Imagine if, instead of just one computer for a single user, you utilize a cloud-based solution for your entire business, and a hacker was able to access your incredibly powerful resource for their benefit – compromising your data. What would be the impact on your business if this data library became lost?
What does all of this mean?
First, it means we strongly recommend a thorough security review to protect yourself, your business, and your data.
Next, it’s vital to remain vigilant after a patch is installed, and investigate further. If one hack attempt is successful, more importantly by a less-sophisticated hacker, then a more skilled “cyberterrorist” is likely in a better position to gain even stronger control over your system.
Is there an upside?
The good news is that cybersecurity is an increasingly critical component of today’s business model, and the industry is growing – as is the pool of candidates and the knowledge base within. The evolution of cybersecurity is a byproduct of the ever-evolving world of technology, and those organizations that focus on the latest trends and the newest solutions are supporting the strength of the field.
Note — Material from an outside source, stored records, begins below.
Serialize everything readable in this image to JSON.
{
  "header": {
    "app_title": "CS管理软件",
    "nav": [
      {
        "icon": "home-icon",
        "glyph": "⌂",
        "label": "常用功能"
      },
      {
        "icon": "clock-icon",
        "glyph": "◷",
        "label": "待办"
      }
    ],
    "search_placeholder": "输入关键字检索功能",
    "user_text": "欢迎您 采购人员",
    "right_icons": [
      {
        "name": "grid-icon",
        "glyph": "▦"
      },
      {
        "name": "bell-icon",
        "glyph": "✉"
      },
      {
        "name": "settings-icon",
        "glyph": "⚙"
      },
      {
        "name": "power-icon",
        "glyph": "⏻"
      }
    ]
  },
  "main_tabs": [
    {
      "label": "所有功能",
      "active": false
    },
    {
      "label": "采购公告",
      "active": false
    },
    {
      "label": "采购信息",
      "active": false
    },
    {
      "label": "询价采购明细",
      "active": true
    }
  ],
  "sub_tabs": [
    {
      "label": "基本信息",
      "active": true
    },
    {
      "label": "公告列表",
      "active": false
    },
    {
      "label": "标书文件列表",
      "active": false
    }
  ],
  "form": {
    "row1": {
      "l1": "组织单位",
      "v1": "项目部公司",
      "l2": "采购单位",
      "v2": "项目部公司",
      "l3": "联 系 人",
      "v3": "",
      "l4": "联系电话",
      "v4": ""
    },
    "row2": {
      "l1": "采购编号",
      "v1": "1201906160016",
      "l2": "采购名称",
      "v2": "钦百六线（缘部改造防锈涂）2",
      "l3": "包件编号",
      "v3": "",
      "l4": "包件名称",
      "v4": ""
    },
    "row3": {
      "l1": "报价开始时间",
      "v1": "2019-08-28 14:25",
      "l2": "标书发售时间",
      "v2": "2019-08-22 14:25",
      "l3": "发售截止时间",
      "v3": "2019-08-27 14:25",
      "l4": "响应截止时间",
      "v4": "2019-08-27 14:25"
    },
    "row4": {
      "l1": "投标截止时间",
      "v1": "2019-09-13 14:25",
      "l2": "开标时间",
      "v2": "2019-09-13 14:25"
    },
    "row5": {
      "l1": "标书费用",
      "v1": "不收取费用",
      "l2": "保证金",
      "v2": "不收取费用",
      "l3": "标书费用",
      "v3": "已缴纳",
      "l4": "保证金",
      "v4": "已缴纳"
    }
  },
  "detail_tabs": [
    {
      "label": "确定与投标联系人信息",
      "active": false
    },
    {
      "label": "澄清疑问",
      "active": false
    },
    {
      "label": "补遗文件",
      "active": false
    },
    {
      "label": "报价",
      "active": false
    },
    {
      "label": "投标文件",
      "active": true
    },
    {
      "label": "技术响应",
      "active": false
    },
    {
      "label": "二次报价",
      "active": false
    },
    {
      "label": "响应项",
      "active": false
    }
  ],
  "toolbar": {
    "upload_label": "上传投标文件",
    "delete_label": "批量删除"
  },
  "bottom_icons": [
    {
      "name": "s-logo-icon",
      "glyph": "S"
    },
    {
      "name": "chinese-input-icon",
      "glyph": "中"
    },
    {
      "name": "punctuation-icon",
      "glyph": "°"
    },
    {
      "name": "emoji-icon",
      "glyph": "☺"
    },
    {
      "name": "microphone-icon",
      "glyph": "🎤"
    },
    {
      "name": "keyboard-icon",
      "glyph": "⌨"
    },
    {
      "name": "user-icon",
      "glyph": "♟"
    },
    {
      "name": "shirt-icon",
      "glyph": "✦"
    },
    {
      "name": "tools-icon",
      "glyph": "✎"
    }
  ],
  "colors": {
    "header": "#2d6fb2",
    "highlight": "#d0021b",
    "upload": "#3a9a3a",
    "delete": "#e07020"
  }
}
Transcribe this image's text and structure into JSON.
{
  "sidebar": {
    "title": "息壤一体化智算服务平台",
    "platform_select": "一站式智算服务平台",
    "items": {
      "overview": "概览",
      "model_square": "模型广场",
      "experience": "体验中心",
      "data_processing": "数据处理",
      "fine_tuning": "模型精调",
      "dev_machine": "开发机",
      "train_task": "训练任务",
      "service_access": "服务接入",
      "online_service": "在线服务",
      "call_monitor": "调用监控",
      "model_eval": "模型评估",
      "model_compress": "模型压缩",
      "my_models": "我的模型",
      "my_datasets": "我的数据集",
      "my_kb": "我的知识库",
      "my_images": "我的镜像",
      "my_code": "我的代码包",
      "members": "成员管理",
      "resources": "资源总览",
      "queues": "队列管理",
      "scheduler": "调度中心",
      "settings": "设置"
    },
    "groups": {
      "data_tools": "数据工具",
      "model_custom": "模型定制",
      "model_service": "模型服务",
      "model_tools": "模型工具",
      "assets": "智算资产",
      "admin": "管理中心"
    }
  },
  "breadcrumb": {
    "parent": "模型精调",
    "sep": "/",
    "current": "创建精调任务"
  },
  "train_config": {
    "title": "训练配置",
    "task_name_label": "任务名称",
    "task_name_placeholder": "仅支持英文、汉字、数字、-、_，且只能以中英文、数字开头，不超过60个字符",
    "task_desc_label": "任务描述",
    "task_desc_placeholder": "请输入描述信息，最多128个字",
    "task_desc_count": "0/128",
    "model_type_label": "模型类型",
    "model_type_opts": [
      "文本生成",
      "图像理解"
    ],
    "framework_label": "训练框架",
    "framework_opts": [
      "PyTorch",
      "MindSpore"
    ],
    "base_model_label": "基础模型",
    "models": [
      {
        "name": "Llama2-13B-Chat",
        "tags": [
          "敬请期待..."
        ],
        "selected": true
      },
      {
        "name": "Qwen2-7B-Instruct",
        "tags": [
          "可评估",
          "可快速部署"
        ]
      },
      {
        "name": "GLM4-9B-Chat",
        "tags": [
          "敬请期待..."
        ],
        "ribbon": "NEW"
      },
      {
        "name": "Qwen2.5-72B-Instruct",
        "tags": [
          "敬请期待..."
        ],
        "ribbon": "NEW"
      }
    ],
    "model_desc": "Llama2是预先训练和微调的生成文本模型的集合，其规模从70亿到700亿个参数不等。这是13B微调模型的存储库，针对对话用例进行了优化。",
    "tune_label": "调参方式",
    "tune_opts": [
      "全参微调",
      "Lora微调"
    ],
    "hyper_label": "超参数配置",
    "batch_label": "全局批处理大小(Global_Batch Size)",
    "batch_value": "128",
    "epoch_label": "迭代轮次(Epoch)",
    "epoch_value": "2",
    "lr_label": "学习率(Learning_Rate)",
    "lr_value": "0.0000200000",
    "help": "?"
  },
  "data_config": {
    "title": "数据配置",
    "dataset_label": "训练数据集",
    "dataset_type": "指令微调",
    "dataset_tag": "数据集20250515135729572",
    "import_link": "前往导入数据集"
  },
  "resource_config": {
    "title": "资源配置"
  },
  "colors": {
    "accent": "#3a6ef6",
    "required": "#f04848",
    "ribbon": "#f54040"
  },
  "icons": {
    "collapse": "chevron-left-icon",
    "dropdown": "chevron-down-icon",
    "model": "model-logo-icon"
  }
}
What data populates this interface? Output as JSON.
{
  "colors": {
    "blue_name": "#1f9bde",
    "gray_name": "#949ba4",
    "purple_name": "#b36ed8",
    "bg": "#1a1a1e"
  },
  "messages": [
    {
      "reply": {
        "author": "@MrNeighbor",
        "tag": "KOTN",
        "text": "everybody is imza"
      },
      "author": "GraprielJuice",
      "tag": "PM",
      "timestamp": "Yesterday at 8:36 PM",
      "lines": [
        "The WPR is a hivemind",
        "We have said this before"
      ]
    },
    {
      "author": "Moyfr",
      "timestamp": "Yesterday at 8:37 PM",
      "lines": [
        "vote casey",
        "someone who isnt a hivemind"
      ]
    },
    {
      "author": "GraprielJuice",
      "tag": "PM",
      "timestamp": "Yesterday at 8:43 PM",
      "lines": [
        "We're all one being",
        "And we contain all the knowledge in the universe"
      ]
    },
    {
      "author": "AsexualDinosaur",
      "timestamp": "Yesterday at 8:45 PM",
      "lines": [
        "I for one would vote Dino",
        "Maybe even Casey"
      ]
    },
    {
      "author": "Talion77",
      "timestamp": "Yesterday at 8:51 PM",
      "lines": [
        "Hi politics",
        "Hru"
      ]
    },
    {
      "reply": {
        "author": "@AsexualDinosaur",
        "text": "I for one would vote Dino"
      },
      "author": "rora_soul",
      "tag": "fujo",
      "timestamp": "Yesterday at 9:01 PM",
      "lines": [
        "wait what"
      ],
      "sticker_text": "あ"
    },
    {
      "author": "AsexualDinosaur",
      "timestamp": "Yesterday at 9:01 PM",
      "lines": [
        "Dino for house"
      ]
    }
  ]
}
- Standards are being established across the technology industry, laws are being written to protect digital and intellectual property, and crimes are being prosecuted.
- Precedents are being established with which to fight cyberterrorism and hackers, in numbers great or small.
What can you do?
The best thing you can do for your business – and thus, yourself – is to employ a top arsenal of experts that can aid you in protection against cyber attacks. Remember that even the best efforts need ongoing support.
The key to long-term success is to work with experts that understand your needs and the nature of your business in such a way that there is a seamless relationship: Where you end, your “cybersecurity expert” begins, and eliminates any vulnerabilities. When customers ask you what the secret of your success is, you can honestly answer that you only work with the best – and that’s the best position to be in for the future.